DUBUQUE (AP) — Dubuque has been awarded $98.5 million in state tax incentives for flood-prevention initiatives that will make it the largest infrastructure project in the city’s history.
The Iowa Flood Mitigation Board announced the money Wednesday in Des Moines, the Dubuque Telegraph Herald reported. Other cities including Cedar Rapids, Iowa City and Coralville will also receive funding for their own flood-prevention projects.
Dubuque will receive the money for the Bee Branch Creek Watershed Project. The 20-year, $200 million flood-prevention project will be divided into 12 phases, some of which are already in progress.
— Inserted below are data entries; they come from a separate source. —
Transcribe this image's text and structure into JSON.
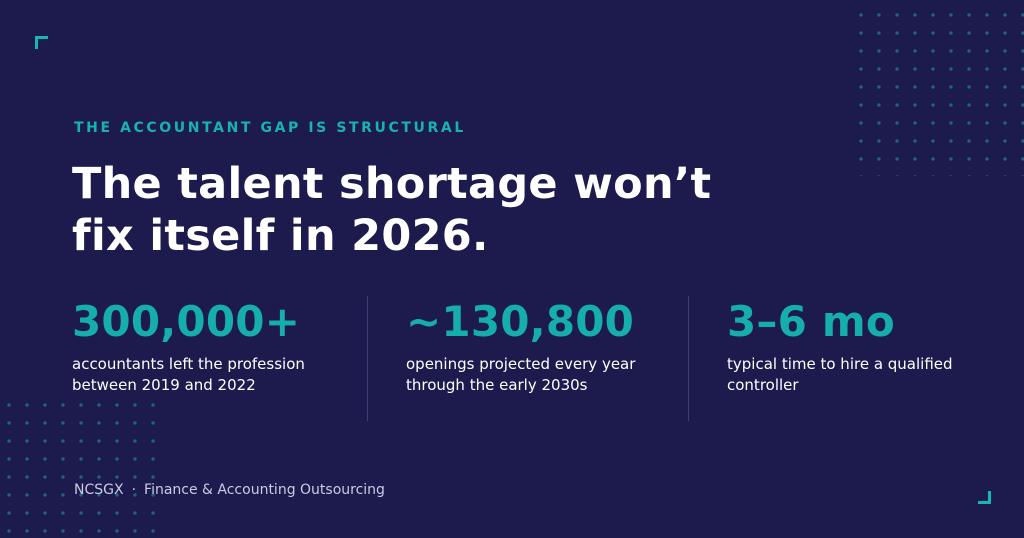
{
  "eyebrow": "THE ACCOUNTANT GAP IS STRUCTURAL",
  "headline": {
    "line1": "The talent shortage won’t",
    "line2": "fix itself in 2026."
  },
  "stats": [
    {
      "value": "300,000+",
      "description": "accountants left the profession between 2019 and 2022"
    },
    {
      "value": "~130,800",
      "description": "openings projected every year through the early 2030s"
    },
    {
      "value": "3–6 mo",
      "description": "typical time to hire a qualified controller"
    }
  ],
  "footer": {
    "brand": "NCSGX",
    "separator": "·",
    "tagline": "Finance & Accounting Outsourcing"
  },
  "colors": {
    "background": "#1d1b4d",
    "accent": "#16aeab",
    "text": "#ffffff",
    "muted": "#c9cbe3"
  }
}
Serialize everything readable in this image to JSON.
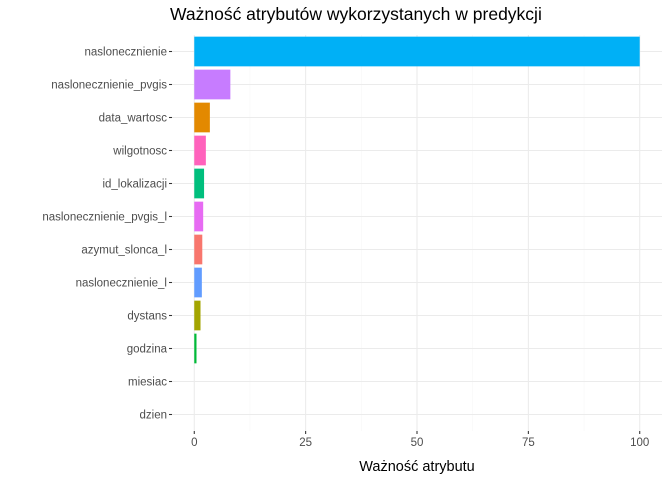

“It’s a great day for the citizens of Dubuque, and particularly those that are affected in the almost semi-annual flooding that occurs in that Bee Branch watershed,” said Dubuque Mayor Roy Buol.
Some of the work includes enhancing sewer capacity, replacing a flood-mitigation gate, and reconstructing 240 alleyways with material that allows water to filter back into the ground.
Officials say the project will prevent more than $580 million in future flood damages in an area that’s received multiple presidential disaster declarations since 1999.
“It’s really gratifying to be able to move these projects forward,” said city civil engineer Deron Muehring. “It’s one thing to be able to come up with projects to help fix a problem. It’s another to find the funding and the means to actually move forward with them.”
Officials also say the funding should delay plans to increase residents’ utility bills to help pay for the project.
Cedar Rapids, which was hit hard by flooding in 2008, was awarded $264 million total over 20 years. Officials say $8.5 million will be going to Iowa City and nearly $9.8 million to Coralville.
The Iowa Legislature created the mitigation board to let cities use a portion of state sales tax revenue growth for flood-prevention projects. Up to $600 million is available through the program, which will be doled out over several years.